Committee members want more information, more analysis, more time. As Stern noted after Wednesday's meeting, his league has never been confronted with two established, deserving cities vying for one team.
"The seriousness of purpose, to me, is really incredible," he said, "because (the owners) know that there's a lot at stake here for two communities and the NBA."
After a decades-old arena uncertainty and incessant chatter about possible relocation, Chris Hansen and Steve Ballmer threw $341 million at the Maloofs and threatened the very existence of the Kings. For the past few months, it was presumed that the Kings were goners, to be born again in Seattle as the SuperSonics.
But then, in a major development that has surprised many longtime industry observers, Sacramento Mayor Kevin Johnson answered back with a promise and a plan, and a power play that dramatically altered the dynamics. The investment group he hurriedly assembled has deep, deep, deep pockets, and includes billionaire developer Ron Burkle; 24-Hour Fitness founder Mark Mastrov; the Jacobs family, founder of the wireless software company Qualcomm; and Vivek Ranadive, founder of wireless giant TIBCO and potentially the first Indian-born controlling owner in the NBA.
How does the NBA turn away from Sacramento now? After famously loyal fan support despite an economic collapse and the Maloofs' erratic actions and absences? After, finally, demonstrating the political will and the ownership capabilities to buy the team and build that much-needed new arena. Let's not overlook Stern's extensive personal involvement in several of the failed arena attempts, including last year's aborted deal in the downtown railyard.

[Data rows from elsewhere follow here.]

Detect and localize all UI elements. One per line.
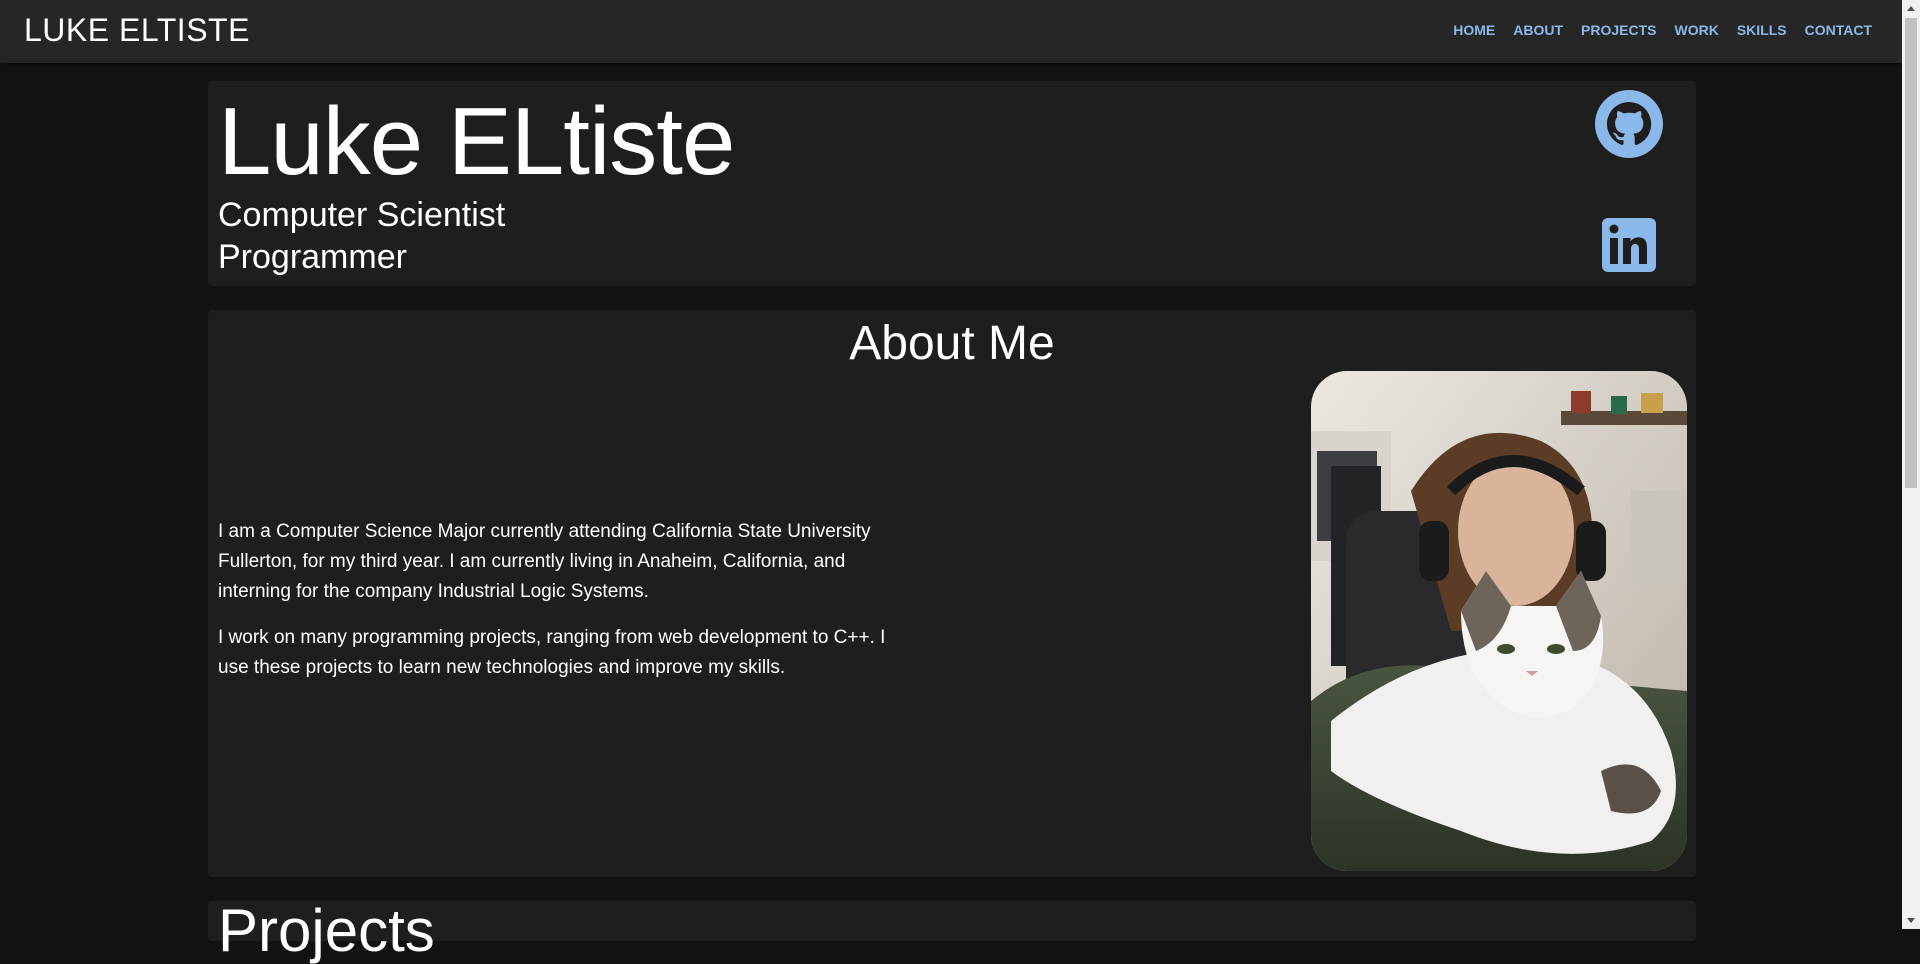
about-paragraph-2: I work on many programming projects, ran… <box>218 627 886 678</box>
scrollbar-thumb[interactable] <box>1905 18 1917 488</box>
hero-name: Luke ELtiste <box>218 88 735 195</box>
top-navbar: LUKE ELTISTE HOME ABOUT PROJECTS WORK SK… <box>0 0 1902 63</box>
linkedin-link[interactable] <box>1595 211 1663 284</box>
projects-card: Projects <box>208 901 1696 961</box>
about-text: I am a Computer Science Major currently … <box>218 517 888 699</box>
page-scrollbar[interactable] <box>1902 0 1920 929</box>
profile-photo <box>1311 371 1687 871</box>
hero-subtitle-line1: Computer Scientist <box>218 196 506 234</box>
scroll-up-icon[interactable] <box>1907 6 1915 11</box>
profile-photo-image <box>1311 371 1687 871</box>
nav-link-work[interactable]: WORK <box>1674 22 1718 38</box>
nav-link-home[interactable]: HOME <box>1453 22 1495 38</box>
hero-subtitle: Computer Scientist Programmer <box>218 194 505 278</box>
github-link[interactable] <box>1595 90 1663 163</box>
hero-card: Luke ELtiste Computer Scientist Programm… <box>208 81 1696 286</box>
about-card: About Me I am a Computer Science Major c… <box>208 310 1696 877</box>
scroll-down-icon[interactable] <box>1907 918 1915 923</box>
nav-link-about[interactable]: ABOUT <box>1513 22 1563 38</box>
linkedin-icon <box>1602 218 1656 272</box>
nav-link-contact[interactable]: CONTACT <box>1805 22 1872 38</box>
projects-title: Projects <box>218 897 435 964</box>
about-paragraph-1: I am a Computer Science Major currently … <box>218 521 871 602</box>
about-title: About Me <box>849 317 1055 370</box>
nav-link-skills[interactable]: SKILLS <box>1737 22 1787 38</box>
hero-subtitle-line2: Programmer <box>218 238 407 276</box>
github-icon <box>1595 90 1663 158</box>
nav-link-projects[interactable]: PROJECTS <box>1581 22 1656 38</box>
site-brand[interactable]: LUKE ELTISTE <box>24 12 250 49</box>
nav-links: HOME ABOUT PROJECTS WORK SKILLS CONTACT <box>1435 22 1872 38</box>
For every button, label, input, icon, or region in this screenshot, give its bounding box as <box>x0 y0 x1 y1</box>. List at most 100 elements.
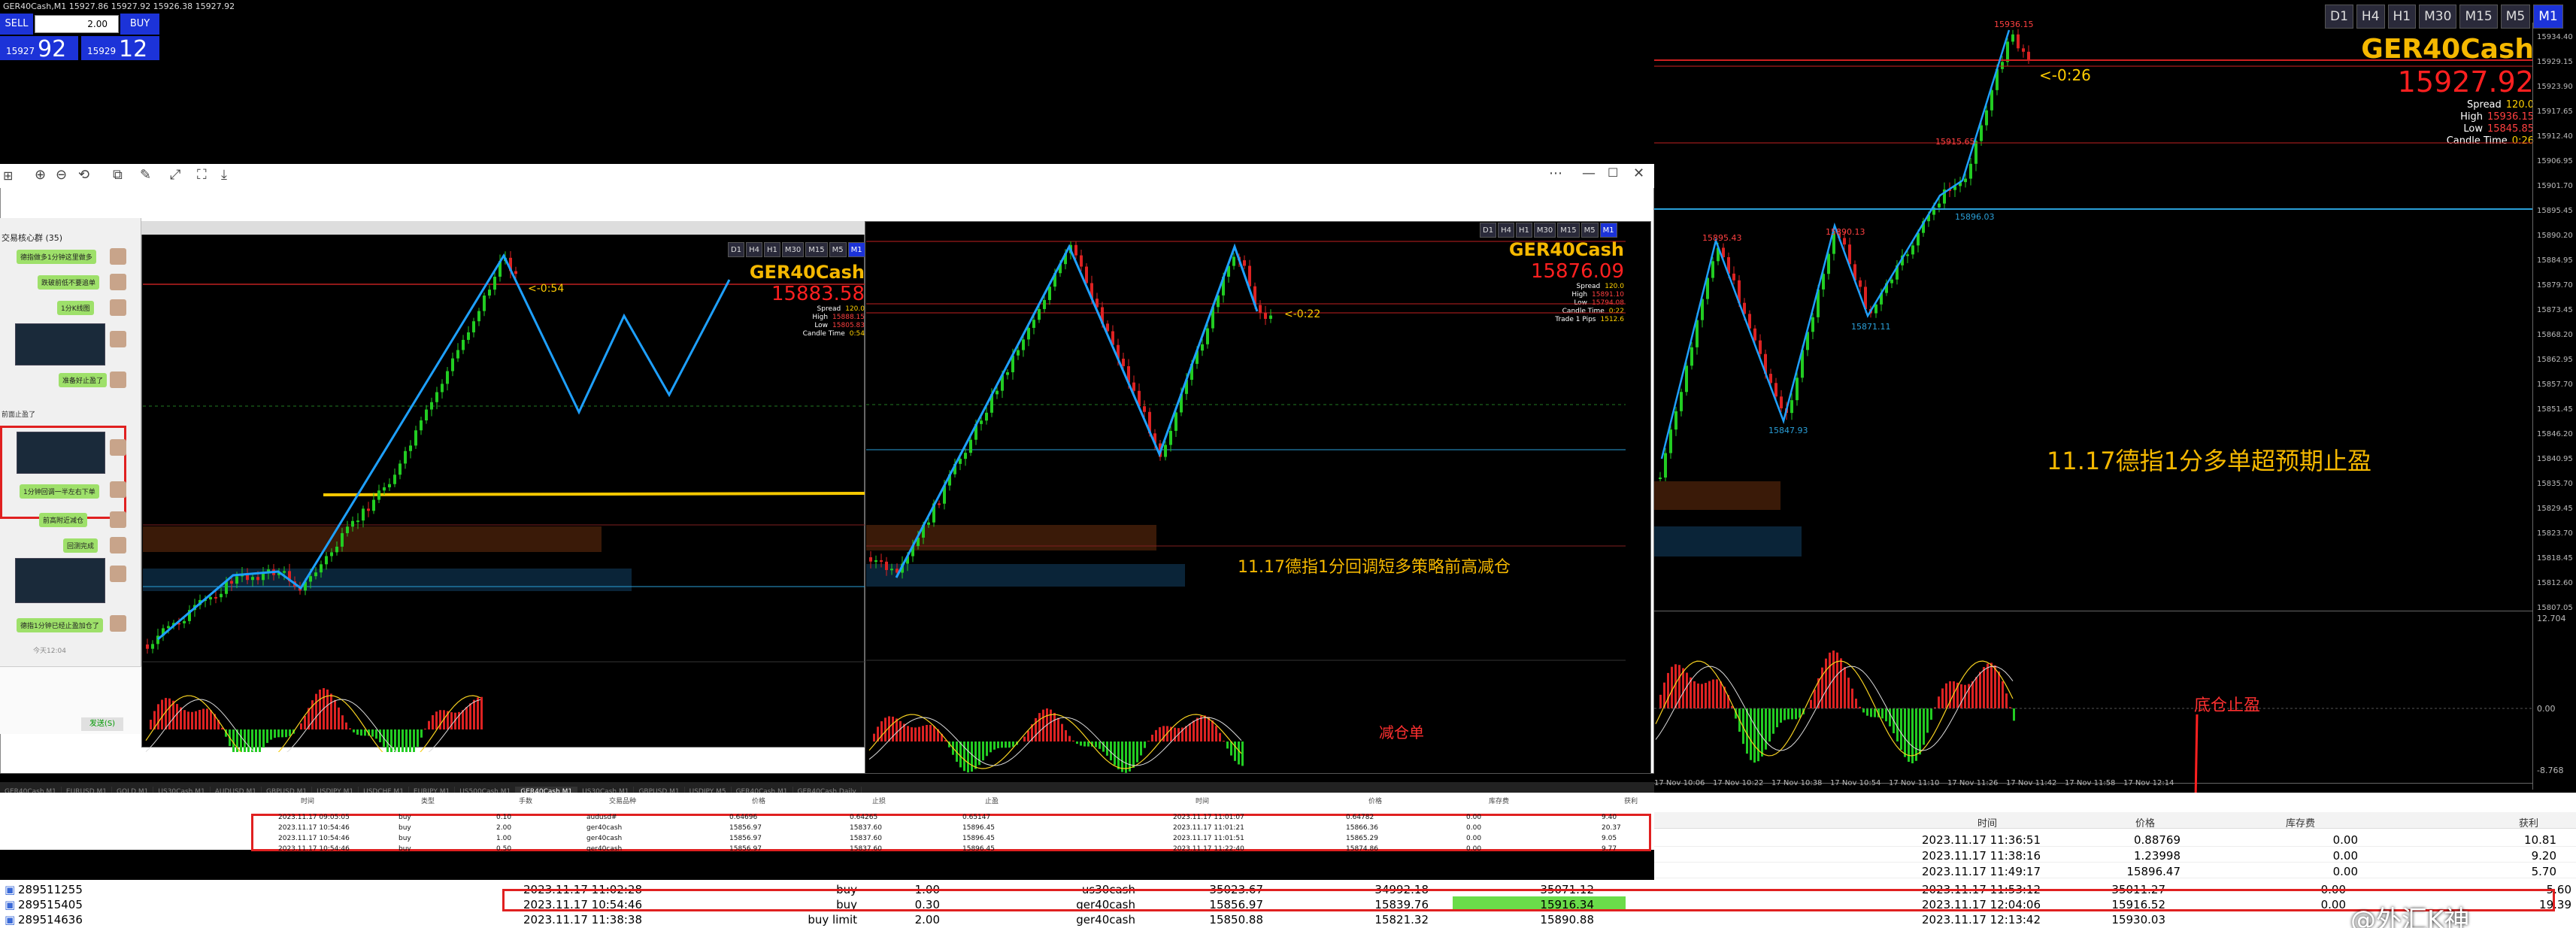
inner-order-row[interactable]: 2023.11.17 10:54:46 buy 1.00 ger40cash 15856… <box>0 835 1654 845</box>
candle-body <box>1132 382 1135 391</box>
chat-image[interactable] <box>17 432 105 474</box>
chat-image[interactable] <box>15 558 105 603</box>
histogram-bar <box>1230 741 1232 756</box>
tf-button-m30[interactable]: M30 <box>1533 223 1556 238</box>
inner-terminal-header: 时间 类型 手数 交易品种 价格 止损 止盈 时间 价格 库存费 获利 <box>0 796 1654 805</box>
more-icon[interactable]: ⋯ <box>1549 165 1562 181</box>
candle-body <box>1006 372 1009 375</box>
histogram-bar <box>1083 741 1086 747</box>
send-button[interactable]: 发送(S) <box>81 717 123 731</box>
histogram-bar <box>1065 729 1067 741</box>
inner-order-row[interactable]: 2023.11.17 10:54:46 buy 2.00 ger40cash 15856… <box>0 824 1654 834</box>
symbol-tab[interactable]: GER40Cash,M1 <box>516 787 578 793</box>
right-header-cell: 价格 <box>2135 818 2156 829</box>
order-sl: 15821.32 <box>1374 913 1429 926</box>
inner-order-cell: 15837.60 <box>850 845 882 853</box>
histogram-bar <box>199 710 201 729</box>
screen: { "main_chart": { "window_title": "GER40… <box>0 0 2576 928</box>
chat-message: 回测完成 <box>63 538 98 553</box>
symbol-tab[interactable]: GER40Cash,Daily <box>793 787 862 793</box>
symbol-tab[interactable]: US30Cash,M1 <box>153 787 211 793</box>
order-close-price: 15930.03 <box>2111 913 2165 926</box>
histogram-bar <box>1012 741 1014 748</box>
tf-button-h4[interactable]: H4 <box>1498 223 1514 238</box>
save-icon[interactable]: ⤓ <box>221 167 227 183</box>
crop-icon[interactable]: ⧉ <box>113 167 123 183</box>
candle-body <box>1269 315 1272 319</box>
histogram-bar <box>413 729 415 752</box>
inner-order-cell: 0.10 <box>496 814 512 821</box>
tf-button-m1[interactable]: M1 <box>1599 223 1617 238</box>
candle-body <box>483 295 486 311</box>
candle-body <box>456 350 459 359</box>
inner-order-row[interactable]: 2023.11.17 10:54:46 buy 0.50 ger40cash 15856… <box>0 845 1654 855</box>
tf-button-m15[interactable]: M15 <box>1557 223 1580 238</box>
candle-body <box>1206 328 1209 344</box>
history-close-time: 2023.11.17 11:38:16 <box>1922 849 2041 863</box>
zoom-in-icon[interactable]: ⊕ <box>35 167 46 183</box>
histogram-bar <box>1144 741 1146 748</box>
order-id: 289515405 <box>18 898 83 911</box>
close-icon[interactable]: ✕ <box>1633 165 1644 181</box>
candle-body <box>146 644 149 649</box>
chat-image[interactable] <box>15 323 105 365</box>
candle-body <box>309 576 312 582</box>
candle-body <box>346 526 349 533</box>
symbol-tab[interactable]: GBPUSD,M1 <box>262 787 313 793</box>
symbol-tab[interactable]: GOLD,M1 <box>112 787 154 793</box>
histogram-bar <box>319 690 321 729</box>
symbol-tab[interactable]: USDJPY,M1 <box>312 787 359 793</box>
histogram-bar <box>394 729 396 752</box>
inner-header-cell: 价格 <box>1368 798 1383 805</box>
edit-icon[interactable]: ✎ <box>140 167 151 183</box>
grid-icon[interactable]: ⊞ <box>3 168 13 183</box>
symbol-tab[interactable]: US30Cash,M1 <box>577 787 635 793</box>
symbol-tab[interactable]: EURUSD,M1 <box>62 787 113 793</box>
inner-order-cell: 20.37 <box>1602 824 1621 832</box>
chat-status: 今天12:04 <box>33 647 66 655</box>
symbol-tab[interactable]: GER40Cash,M1 <box>0 787 62 793</box>
histogram-bar <box>1151 734 1153 741</box>
minimize-icon[interactable]: — <box>1582 165 1596 181</box>
order-row[interactable]: ▣ 289514636 2023.11.17 11:38:38 buy limit 2.… <box>0 911 2576 926</box>
symbol-tab[interactable]: GBPUSD,M1 <box>634 787 685 793</box>
candle-body <box>420 420 423 431</box>
chat-message: 准备好止盈了 <box>59 373 108 387</box>
symbol-tab[interactable]: GER40Cash,M1 <box>732 787 793 793</box>
symbol-tab[interactable]: AUDUSD,M1 <box>211 787 262 793</box>
avatar <box>110 566 126 582</box>
candle-body <box>1080 255 1083 267</box>
tf-button-m5[interactable]: M5 <box>1580 223 1599 238</box>
candle-body <box>367 508 370 511</box>
symbol-tab[interactable]: USDJPY,M5 <box>685 787 732 793</box>
histogram-bar <box>982 741 984 761</box>
chat-panel: 交易核心群 (35) 前面止盈了 德指做多1分钟这里做多 跌破前低不要追单 1分… <box>0 218 141 734</box>
maximize-icon[interactable]: ☐ <box>1608 165 1618 180</box>
rotate-icon[interactable]: ⟲ <box>78 167 89 183</box>
candle-body <box>1043 299 1046 309</box>
chat-message: 德指做多1分钟这里做多 <box>17 250 96 264</box>
symbol-tab[interactable]: US500Cash,M1 <box>455 787 517 793</box>
fullscreen-icon[interactable]: ⛶ <box>197 167 207 183</box>
inner-header-cell: 价格 <box>752 798 766 805</box>
inner-order-cell: 9.40 <box>1602 814 1617 821</box>
candle-body <box>330 552 333 556</box>
inner-order-cell: 15856.97 <box>729 835 762 842</box>
inner-order-row[interactable]: 2023.11.17 09:05:05 buy 0.10 audusd# 0.64696… <box>0 814 1654 823</box>
histogram-bar <box>1132 741 1135 769</box>
fit-icon[interactable]: ⤢ <box>170 167 180 183</box>
histogram-bar <box>911 727 913 741</box>
tf-button-h1[interactable]: H1 <box>1515 223 1532 238</box>
zoom-out-icon[interactable]: ⊖ <box>56 167 67 183</box>
inner-order-cell: buy <box>399 814 411 821</box>
tf-button-d1[interactable]: D1 <box>1480 223 1497 238</box>
symbol-tab[interactable]: EURJPY,M1 <box>409 787 456 793</box>
histogram-bar <box>967 741 969 773</box>
inner-order-cell: 2.00 <box>496 824 512 832</box>
histogram-bar <box>390 729 392 752</box>
symbol-tab[interactable]: USDCHF,M1 <box>359 787 409 793</box>
histogram-bar <box>432 715 434 729</box>
histogram-bar <box>1080 741 1082 746</box>
histogram-bar <box>255 729 257 752</box>
histogram-bar <box>462 710 464 729</box>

That was then. This is now. But while league officials want a franchise in Seattle, they continue to wince at the mere mention of relocation. They do not do not want to kill off the Kings and abandon the 20th-largest television market in the country. And both the Kings and league officials have allies in high places.
"I have been involved in every chapter of this arena situation since 1997," state Senate President Pro Tem Darrell Steinberg said from his cellphone in New York, "and I'll be damned if we're not going to do everything in our power to have the final chapter come out with our community as winners. This doesn't guarantee we're going to win, but I felt we got a very positive reception."
Confusion thus reigns and the Kings remain. For now. The owners ultimately have to justify moving a viable, enduring franchise, one that has presented an ownership and arena plan, or in the alternative come up with a solution that satisfies two deserving cities.
Meantime, the Sacramento group, somehow, has to close the deal.